Either way, the fact that you have generated this effect on public data will be very useful. It will be informative to see what factors we can do to isolate or mitigate the effect. We’re going to do some experiments here.
Thanks again, Andrew
Hi @JakeHagen
Thank you for the report, and for including the quality readout from the HTML file. One thing I want to mention is that this distribution is something that we have seen in some samples - see Figure 1 of Accurate, scalable cohort variant calls using DeepVariant and GLnexus. In this figure, some of the analyzed cohorts do have bimodal GQ distributions for DeepVariant calls, while others (e.g. GIAB) do not.
Supplementary Figure 3 of that paper indicates that a reasonable component of the bimodal distribution relates to sequence depth, at lower sample sequence depths, GIAB becomes more bimodal.

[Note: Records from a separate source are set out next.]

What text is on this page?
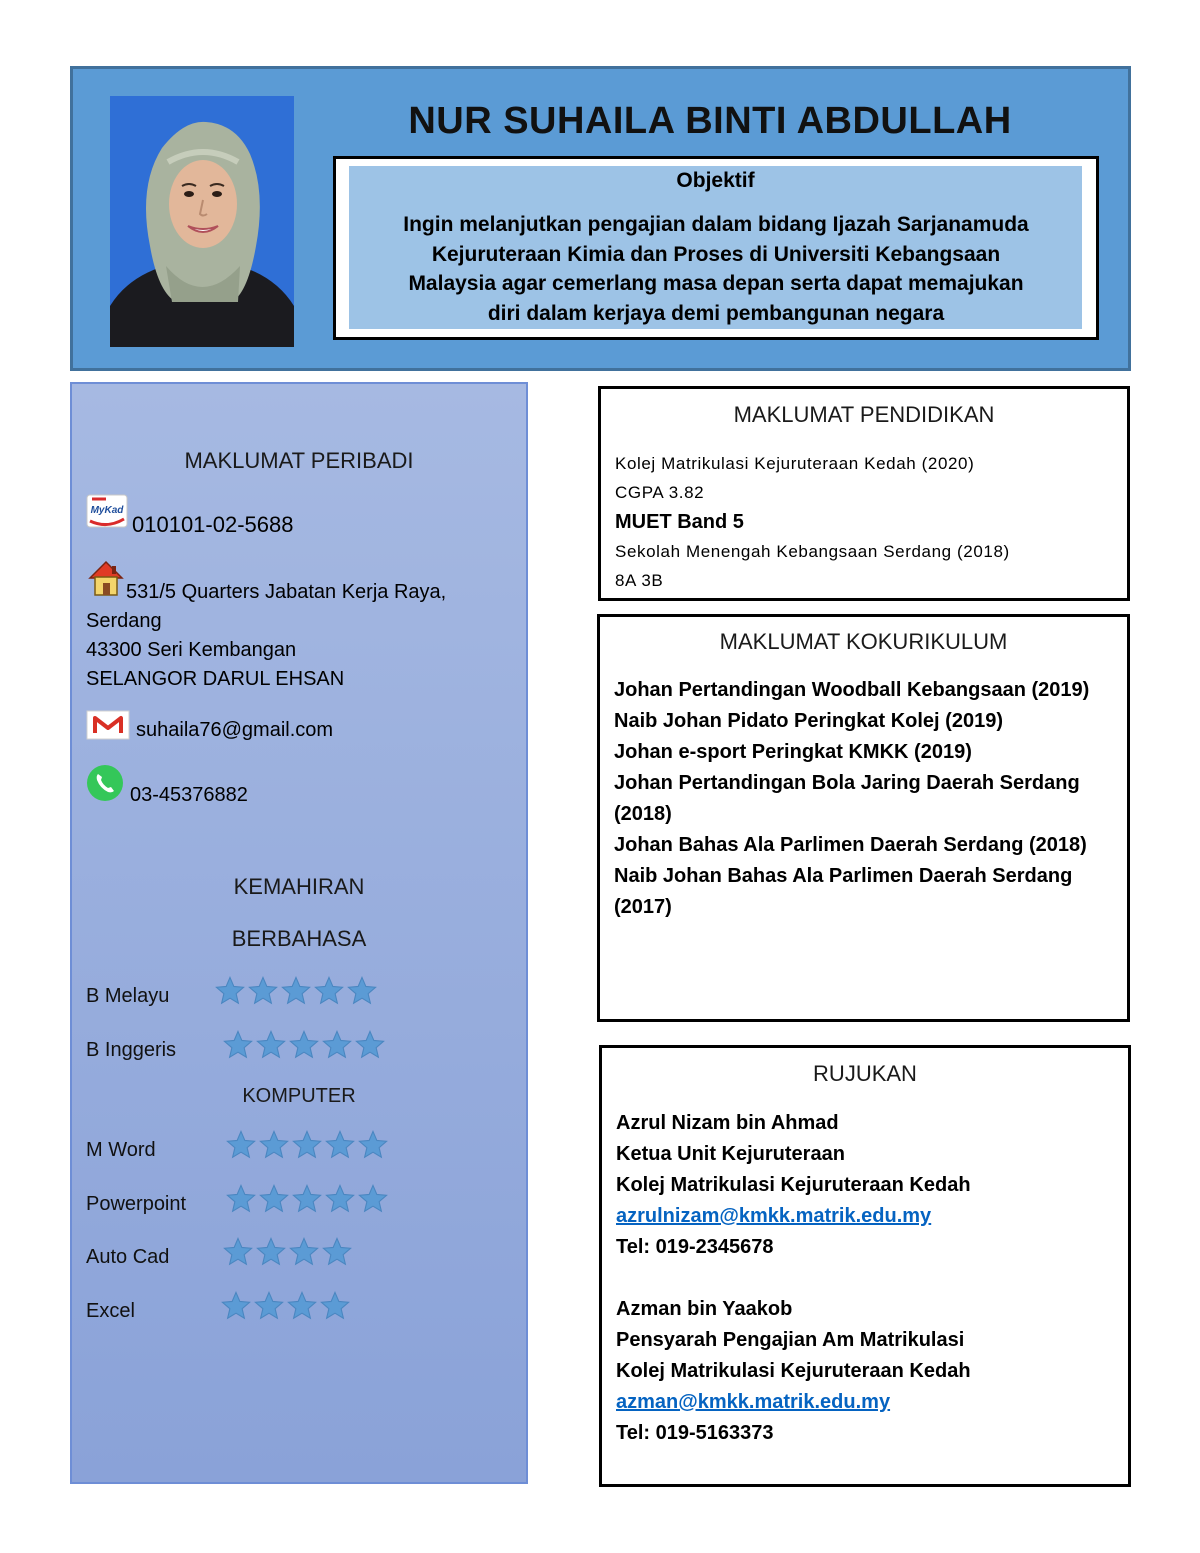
NUR SUHAILA BINTI ABDULLAH
Objektif
Ingin melanjutkan pengajian dalam bidang Ijazah Sarjanamuda
Kejuruteraan Kimia dan Proses di Universiti Kebangsaan
Malaysia agar cemerlang masa depan serta dapat memajukan
diri dalam kerjaya demi pembangunan negara
MAKLUMAT PERIBADI
MyKad
010101-02-5688
531/5 Quarters Jabatan Kerja Raya,
Serdang
43300 Seri Kembangan
SELANGOR DARUL EHSAN
suhaila76@gmail.com
03-45376882
KEMAHIRAN
BERBAHASA
B Melayu
B Inggeris
KOMPUTER
M Word
Powerpoint
Auto Cad
Excel
MAKLUMAT PENDIDIKAN
Kolej Matrikulasi Kejuruteraan Kedah (2020)
CGPA 3.82
MUET Band 5
Sekolah Menengah Kebangsaan Serdang (2018)
8A 3B
MAKLUMAT KOKURIKULUM
Johan Pertandingan Woodball Kebangsaan (2019)
Naib Johan Pidato Peringkat Kolej (2019)
Johan e-sport Peringkat KMKK (2019)
Johan Pertandingan Bola Jaring Daerah Serdang
(2018)
Johan Bahas Ala Parlimen Daerah Serdang (2018)
Naib Johan Bahas Ala Parlimen Daerah Serdang
(2017)
RUJUKAN
Azrul Nizam bin Ahmad
Ketua Unit Kejuruteraan
Kolej Matrikulasi Kejuruteraan Kedah
azrulnizam@kmkk.matrik.edu.my
Tel: 019-2345678
Azman bin Yaakob
Pensyarah Pengajian Am Matrikulasi
Kolej Matrikulasi Kejuruteraan Kedah
azman@kmkk.matrik.edu.my
Tel: 019-5163373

I believe that we internally stratified calls and (though my memory is hazy) found that another factor in the bimodal distribution is whether a site is HET or HOM. Specifically, HET sites with lower depth have lower GQs, and I believe the explanation for this is that as coverage drops, it can become difficult to tell a HET site from either a REF or HOM, while HOM sites have more effective signal for them as non-REF.
I don’t think that the model is likely to be less confident in 100bp reads because they are not as much of the training data, but I expect the fact that 100bp reads are harder to uniquely map and will results in more variability in the coverage of high-MAPQ reads would indirectly contribute.